In the meantime, five lower-level supervisors were managing agency operations.

"Much work needs to be done to restore public confidence in this agency and to ensure it carries out its mission of protecting public safety," Perry said. "I want to thank Christy for taking on this role at such an important time for the agency."

Even before the announcement of Jack's appointment, Perry's chief of staff, Kathy Walt, told the Chronicle that her office is "moving to address the leadership vacuum at this agency." She said this is the latest in a series of concerns about the agency, including its past secretive placement of violent sex offenders and little advance notification to community residents and legislative leaders.

All high-risk sex offenders in the program have served prison sentences but are kept in custody under a civil commitment program because they are deemed too dangerous to return to society. There are about 350 offenders being held in civil commitment, with roughly half in prison and the rest in halfway houses and jails statewide.

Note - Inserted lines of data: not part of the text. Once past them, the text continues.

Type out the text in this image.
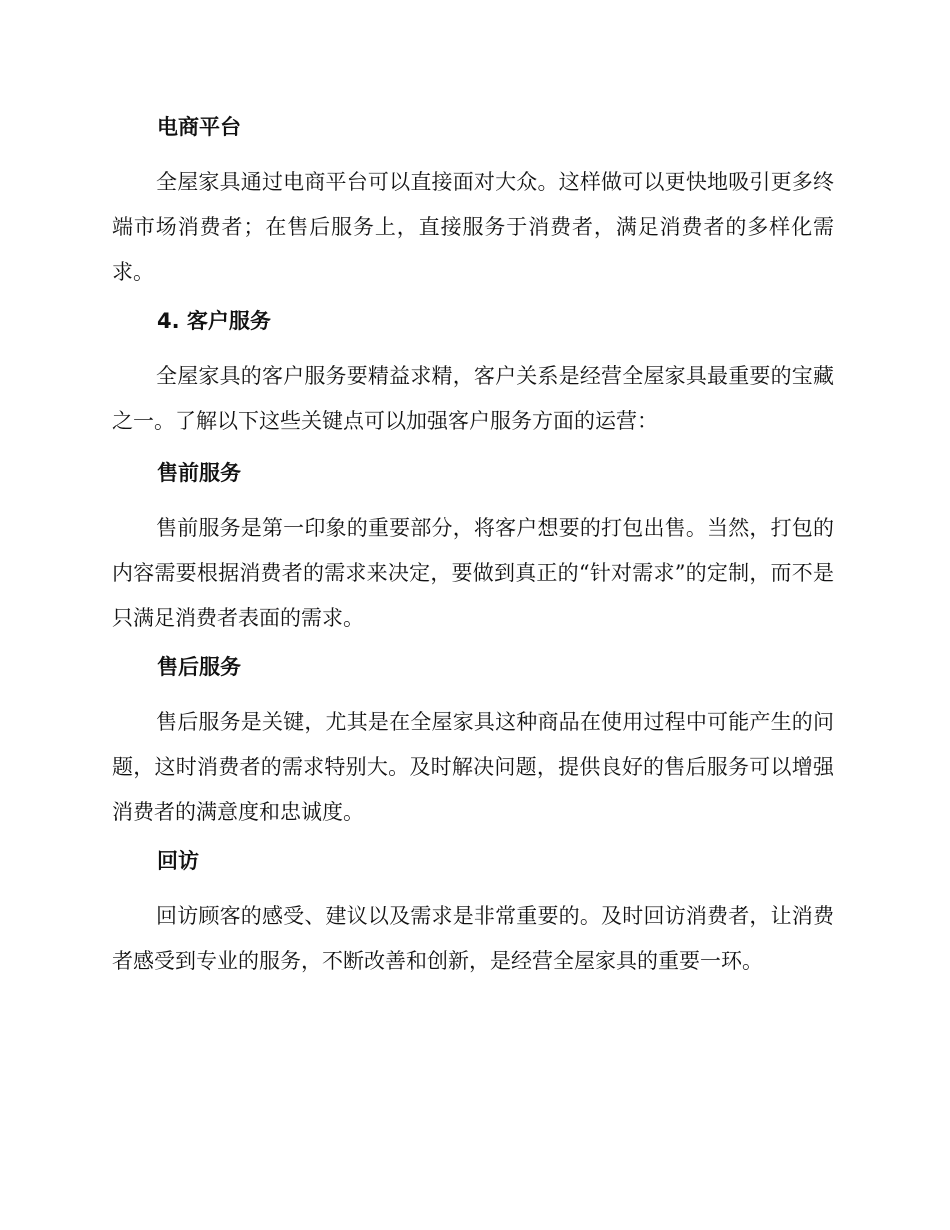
电商平台

全屋家具通过电商平台可以直接面对大众。这样做可以更快地吸引更多终端市场消费者；在售后服务上，直接服务于消费者，满足消费者的多样化需求。

4. 客户服务

全屋家具的客户服务要精益求精，客户关系是经营全屋家具最重要的宝藏之一。了解以下这些关键点可以加强客户服务方面的运营：

售前服务

售前服务是第一印象的重要部分，将客户想要的打包出售。当然，打包的内容需要根据消费者的需求来决定，要做到真正的“针对需求”的定制，而不是只满足消费者表面的需求。

售后服务

售后服务是关键，尤其是在全屋家具这种商品在使用过程中可能产生的问题，这时消费者的需求特别大。及时解决问题，提供良好的售后服务可以增强消费者的满意度和忠诚度。

回访

回访顾客的感受、建议以及需求是非常重要的。及时回访消费者，让消费者感受到专业的服务，不断改善和创新，是经营全屋家具的重要一环。
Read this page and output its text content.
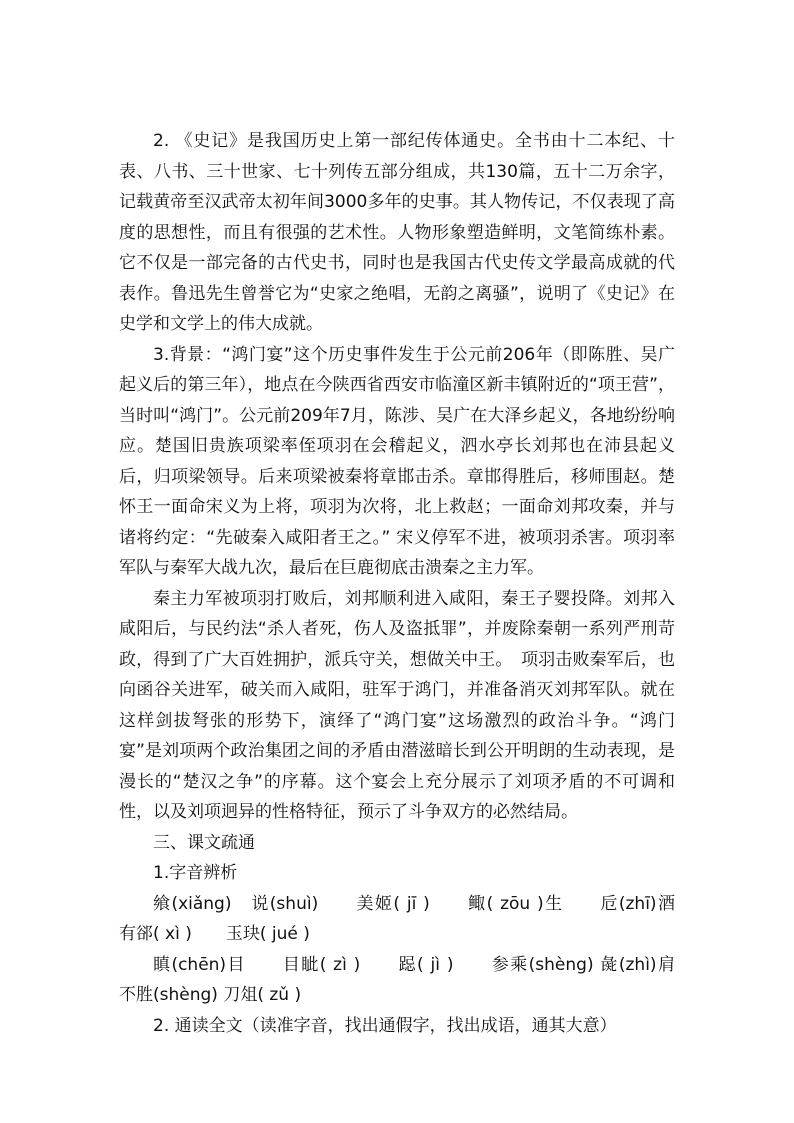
2. 《史记》是我国历史上第一部纪传体通史。全书由十二本纪、十表、八书、三十世家、七十列传五部分组成，共130篇，五十二万余字，记载黄帝至汉武帝太初年间3000多年的史事。其人物传记，不仅表现了高度的思想性，而且有很强的艺术性。人物形象塑造鲜明，文笔简练朴素。它不仅是一部完备的古代史书，同时也是我国古代史传文学最高成就的代表作。鲁迅先生曾誉它为“史家之绝唱，无韵之离骚”，说明了《史记》在史学和文学上的伟大成就。

3.背景：“鸿门宴”这个历史事件发生于公元前206年（即陈胜、吴广起义后的第三年），地点在今陕西省西安市临潼区新丰镇附近的“项王营”，当时叫“鸿门”。公元前209年7月，陈涉、吴广在大泽乡起义，各地纷纷响应。楚国旧贵族项梁率侄项羽在会稽起义，泗水亭长刘邦也在沛县起义后，归项梁领导。后来项梁被秦将章邯击杀。章邯得胜后，移师围赵。楚怀王一面命宋义为上将，项羽为次将，北上救赵；一面命刘邦攻秦，并与诸将约定：“先破秦入咸阳者王之。” 宋义停军不进，被项羽杀害。项羽率军队与秦军大战九次，最后在巨鹿彻底击溃秦之主力军。

秦主力军被项羽打败后，刘邦顺利进入咸阳，秦王子婴投降。刘邦入咸阳后，与民约法“杀人者死，伤人及盗抵罪”，并废除秦朝一系列严刑苛政，得到了广大百姓拥护，派兵守关，想做关中王。　项羽击败秦军后，也向函谷关进军，破关而入咸阳，驻军于鸿门，并准备消灭刘邦军队。就在这样剑拔弩张的形势下，演绎了“鸿门宴”这场激烈的政治斗争。“鸿门宴”是刘项两个政治集团之间的矛盾由潜滋暗长到公开明朗的生动表现，是漫长的“楚汉之争”的序幕。这个宴会上充分展示了刘项矛盾的不可调和性，以及刘项迥异的性格特征，预示了斗争双方的必然结局。

三、课文疏通

1.字音辨析

飨(xiǎng)　说(shuì)　　美姬( jī )　　鲰( zōu )生　　卮(zhī)酒　　有郤( xì )　　玉玦( jué )

瞋(chēn)目　　目眦( zì )　　跽( jì )　　参乘(shèng) 彘(zhì)肩　　不胜(shèng) 刀俎( zǔ )

2. 通读全文（读准字音，找出通假字，找出成语，通其大意）
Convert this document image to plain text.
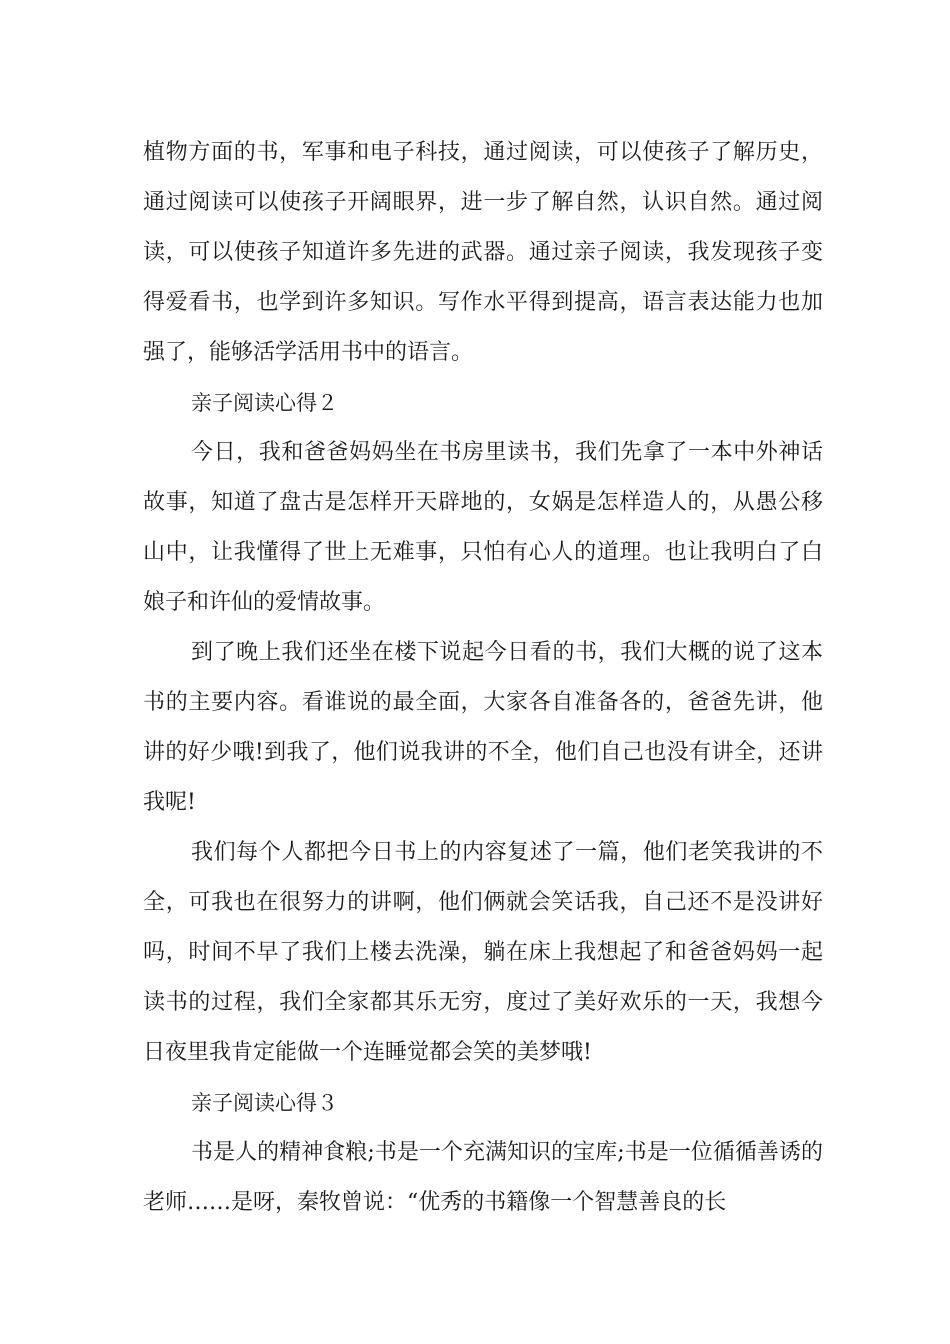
植物方面的书，军事和电子科技，通过阅读，可以使孩子了解历史，通过阅读可以使孩子开阔眼界，进一步了解自然，认识自然。通过阅读，可以使孩子知道许多先进的武器。通过亲子阅读，我发现孩子变得爱看书，也学到许多知识。写作水平得到提高，语言表达能力也加强了，能够活学活用书中的语言。

亲子阅读心得２

今日，我和爸爸妈妈坐在书房里读书，我们先拿了一本中外神话故事，知道了盘古是怎样开天辟地的，女娲是怎样造人的，从愚公移山中，让我懂得了世上无难事，只怕有心人的道理。也让我明白了白娘子和许仙的爱情故事。

到了晚上我们还坐在楼下说起今日看的书，我们大概的说了这本书的主要内容。看谁说的最全面，大家各自准备各的，爸爸先讲，他讲的好少哦!到我了，他们说我讲的不全，他们自己也没有讲全，还讲我呢!

我们每个人都把今日书上的内容复述了一篇，他们老笑我讲的不全，可我也在很努力的讲啊，他们俩就会笑话我，自己还不是没讲好吗，时间不早了我们上楼去洗澡，躺在床上我想起了和爸爸妈妈一起读书的过程，我们全家都其乐无穷，度过了美好欢乐的一天，我想今日夜里我肯定能做一个连睡觉都会笑的美梦哦!

亲子阅读心得３

书是人的精神食粮;书是一个充满知识的宝库;书是一位循循善诱的老师……是呀，秦牧曾说：“优秀的书籍像一个智慧善良的长
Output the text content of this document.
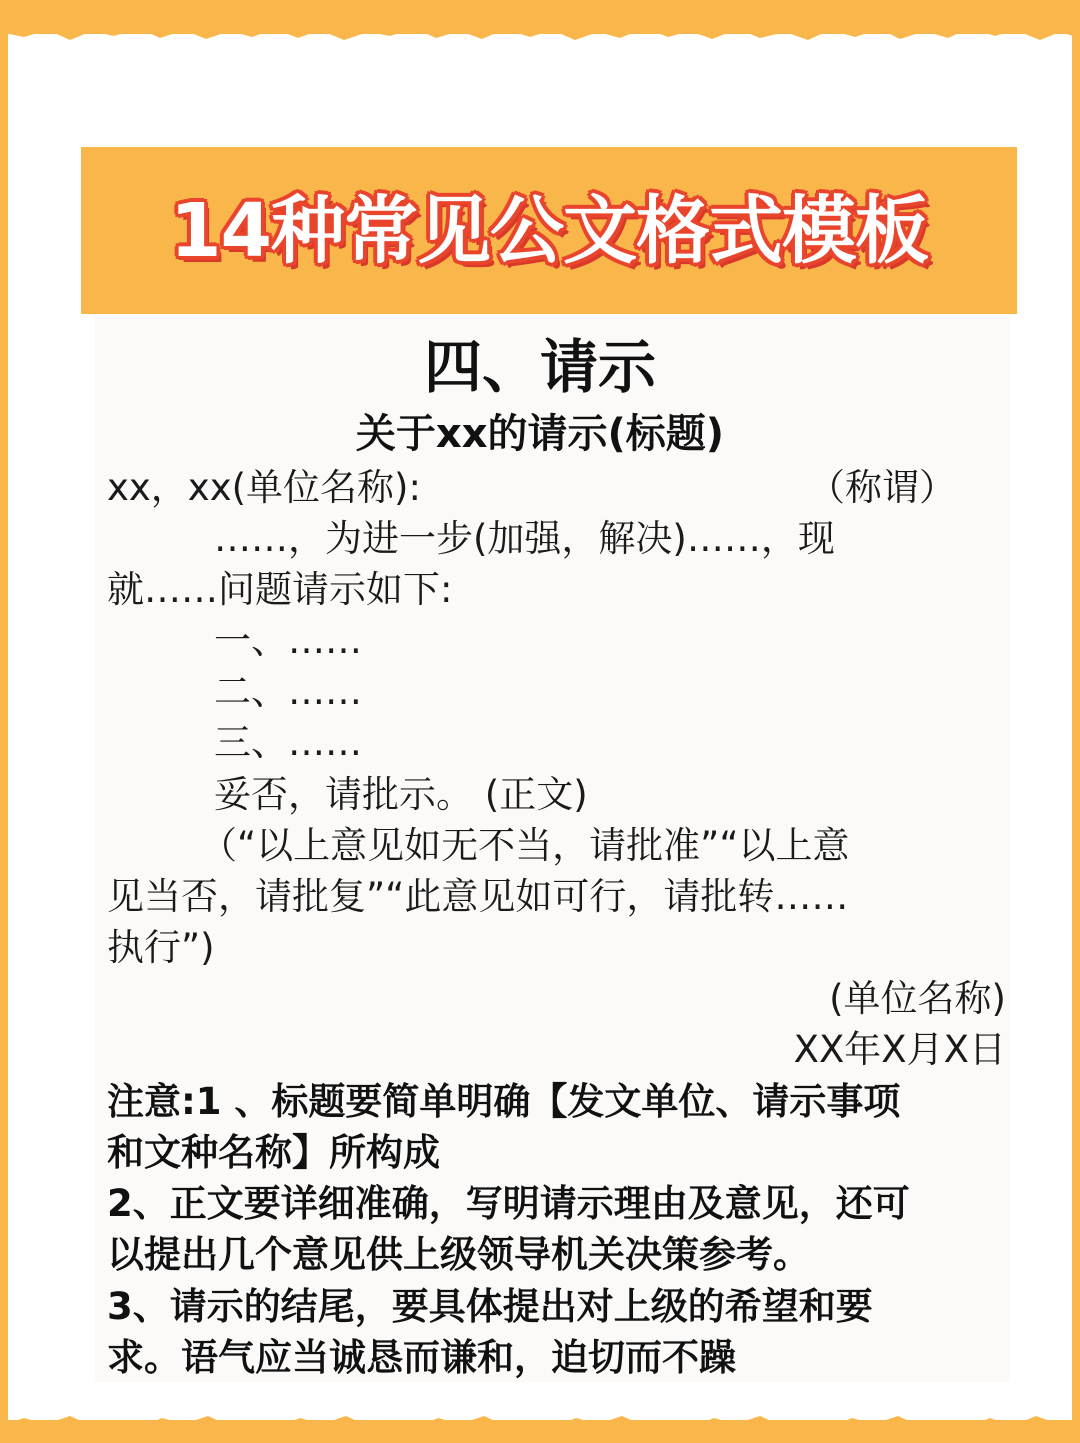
14种常见公文格式模板
四、请示
关于xx的请示(标题)
xx，xx(单位名称):	（称谓）
……，为进一步(加强，解决)……，现
就……问题请示如下:
一、……
二、……
三、……
妥否，请批示。 (正文)
（“以上意见如无不当，请批准”“以上意
见当否，请批复”“此意见如可行，请批转……
执行”)
(单位名称)
XX年X月X日
注意:1 、标题要简单明确【发文单位、请示事项
和文种名称】所构成
2、正文要详细准确，写明请示理由及意见，还可
以提出几个意见供上级领导机关决策参考。
3、请示的结尾，要具体提出对上级的希望和要
求。语气应当诚恳而谦和，迫切而不躁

But there is also some evidence that many of the agency's 24 employees, including Taylor, might work from home.

A copy of an employee list obtained by the Chronicle shows that employees work at four offices in Austin, Conroe, Arlington and El Paso in offices shared with offices of Department of State Health Services. Calls to the Austin headquarters, though, often go to voicemail.

State Sen. John Whitmire, a Democrat who chairs the chamber's Criminal Justice Committee, has asked the state auditor's office and a state unit that prosecutes official corruption to examine questionable contracts for housing offenders.

"At an agency that deals with the worst of the worst, an agency that appears to have been out of control for some time with its bad decisions, having the top positions vacant or on leave is not in the public interest," Whitmire said.

The agency previously has been criticized for relocating more than two dozen high-risk offenders into north Houston boarding home without any advance notice to neighbors or lawmakers who represent the area, which is customary.

After a public outcry, officials moved the offenders back to a minimum-security halfway house in east Harris County, which had previously demanded their remove because of security and operational concerns.